In my fantasy worlds, the Lover’s Moon ushers in the ripeness of summer. Fiddleheads unfurl on the mountain paths and the high meadow blooms with fireweed, toadflax, and pearl everlasting. In the villages, the lanes bake and the heat rises in liquid ribbons. It’s a moon of full-bellies, bare feet and water warm enough for swimming, of golden hay and long lazy days. On the sea, it’s a time of genial winds, promises of love, and sails billowing with sunshine.
For anyone romantic at heart, the full Lover’s Moon smiles tonight.
Excerpt from the Lover’s Moon, Eye of Sun
(Percy is going to create a little diversion)
The Crow’s Nest bustled with seamen, yardsmen, and scurrying serving maids. Caron crowded them into a corner, sharing a long table with men from the Gale Breaker and Seabourne. A few crewmen hoisted their tankards in a boisterous greeting. Edin had never patronized such a chaotic and raucous place. Seamen sloshed well beyond their cups, and he couldn’t tell whether they were getting along or apt to throw punches. Caron suggested the mash for supper, and he took the recommendation, barely able to think straight with all the noise.
The food hearty, he ate like a starved man. One of the crewmen sharing the long table leaned toward him. The skinny seaman sported a crooked nose and hair that might have been trimmed by a blind man in a stiff wind. “How’s yer mash? Good ain’t it?”
Edin pushed away his empty plate. “We’ve been living on old bread and watered oats, complements of your governors.”
“It weren’t fish, anyway,” the young man said.
“Percy got fish nigh up his gills,” a flaxen-haired man explained. “Name’s Hywel and that’s me brother, Malven.” He pointed to the beardless version of himself sitting across the table.
“Fish mornin’, noon, and evenin’,” Percy muttered. “Can’t tolerate it no more.”
“Quit cookin’ fish then,” Malven said. “Yer the blame cook.”
“Pull up somethin’ aside fish and I will.”
“Mutton would be good,” the bearded older brother said. “Hook us a good shank of sheep off Ramsey.”
Percy thought that worth a laugh and ordered more ale.
“Don’t mind the fish stew,” Hywel said. “Like it with potatoes. Good when they come in again.”
“Still fish,” Percy muttered.
“Good crab off Ross and Whitnee,” Hywel said. “Crab’s worth the work.”
“Crab’s not fish,” Malven said. “It’s crab.”
“It’s a sort of fish,” the skinny cook insisted.
“It don’t got fins, Perce.”
“Neither do a clam, ya idiot.”
“A clam ain’t a fish neither.”
Eyeing Malven, Percy downed his ale. “If it’s from the sea, it’s fish.”
“Lot’s from the sea that ain’t fish,” Hywel said. “Rocks and weed. Sand.”
“We’re talkin’ about fish, not sand!” Percy shouted with a grin.
“Just sayin’ not everything in the sea is fish,” Hywel said.
“If it come from the sea, looks like fish, tastes like fish, is fish.” Percy pushed back his chair, thumping into a bald warrior at the next table who growled and gave him a shove. Percy bolted up and faced the shiny-headed hulk. “Now, that weren’t necessary. We was just talkin’ about what’s fish.”
“And I’ve heard enough,” the man snarled. “Fish have gills. That’s how you know they’re fish.”

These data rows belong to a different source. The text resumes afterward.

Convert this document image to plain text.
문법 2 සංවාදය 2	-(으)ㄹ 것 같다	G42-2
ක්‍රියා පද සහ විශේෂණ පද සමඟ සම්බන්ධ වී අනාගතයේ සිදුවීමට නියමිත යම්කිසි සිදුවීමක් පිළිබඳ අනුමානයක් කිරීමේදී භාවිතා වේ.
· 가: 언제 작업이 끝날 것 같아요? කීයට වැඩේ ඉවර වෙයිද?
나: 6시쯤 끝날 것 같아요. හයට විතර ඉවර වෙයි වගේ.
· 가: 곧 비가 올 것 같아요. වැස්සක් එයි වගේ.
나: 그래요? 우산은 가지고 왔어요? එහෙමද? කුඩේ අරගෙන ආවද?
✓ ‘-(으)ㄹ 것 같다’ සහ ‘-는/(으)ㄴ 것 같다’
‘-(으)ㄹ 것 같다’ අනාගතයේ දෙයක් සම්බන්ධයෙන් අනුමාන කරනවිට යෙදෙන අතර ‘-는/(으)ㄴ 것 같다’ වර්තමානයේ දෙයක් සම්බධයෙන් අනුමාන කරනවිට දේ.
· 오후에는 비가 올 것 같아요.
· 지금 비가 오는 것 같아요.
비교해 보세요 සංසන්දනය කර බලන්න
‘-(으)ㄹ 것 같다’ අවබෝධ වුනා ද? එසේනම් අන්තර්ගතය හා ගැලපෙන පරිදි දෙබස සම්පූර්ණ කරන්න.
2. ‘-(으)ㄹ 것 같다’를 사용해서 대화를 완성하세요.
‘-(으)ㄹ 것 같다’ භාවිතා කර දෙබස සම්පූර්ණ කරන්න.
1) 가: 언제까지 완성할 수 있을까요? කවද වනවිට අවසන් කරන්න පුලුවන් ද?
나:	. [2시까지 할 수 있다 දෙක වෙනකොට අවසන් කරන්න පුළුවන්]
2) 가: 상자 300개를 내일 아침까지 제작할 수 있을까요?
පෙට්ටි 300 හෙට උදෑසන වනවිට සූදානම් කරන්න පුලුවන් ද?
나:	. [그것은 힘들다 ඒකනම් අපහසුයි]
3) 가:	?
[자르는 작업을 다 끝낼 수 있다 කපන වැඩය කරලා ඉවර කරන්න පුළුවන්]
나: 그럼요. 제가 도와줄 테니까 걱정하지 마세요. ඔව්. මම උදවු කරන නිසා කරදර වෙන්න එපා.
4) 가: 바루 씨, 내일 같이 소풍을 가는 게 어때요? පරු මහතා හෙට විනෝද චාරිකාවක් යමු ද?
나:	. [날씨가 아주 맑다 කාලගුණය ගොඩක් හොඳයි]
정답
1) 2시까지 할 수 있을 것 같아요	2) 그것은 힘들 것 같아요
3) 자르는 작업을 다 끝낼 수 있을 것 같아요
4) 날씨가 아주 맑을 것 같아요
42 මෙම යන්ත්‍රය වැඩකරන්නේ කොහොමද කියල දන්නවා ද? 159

Percy’s face turned scarlet. He lifted the edge of the warriors’ table and spilled every tankard the length of it. Before Malven could stop him, he took an off-balance swing at the warrior who popped him in his crooked nose. Percy howled, grabbed a tankard, and smashed it into a bearded warrior’s cheek. The man shoved Percy so hard he flew off his feet, landing on the suppers of the Gale Breaker’s crew.
“He pushed me on ya!” Percy shouted, his arms protecting his face. “Blame warriors, wreckin’ yer supper.” The Gale Breaker’s crew tossed Percy back toward the warriors, but Hywel caught his arm and yanked him out of the path of a right hook that would have lopped off his head. A man from the Gale Breaker spun around and thundered a punch into the bald warrior’s belly and head-butted him in the face, breaking his nose. Another warrior with a puckered scar on his chin picked up a chair and hurled it at the Gale Breaker’s crew. The seamen erupted, climbing over tables and throwing fists at any warrior in range. The proprietor roared from the end of the room, but he was far too late.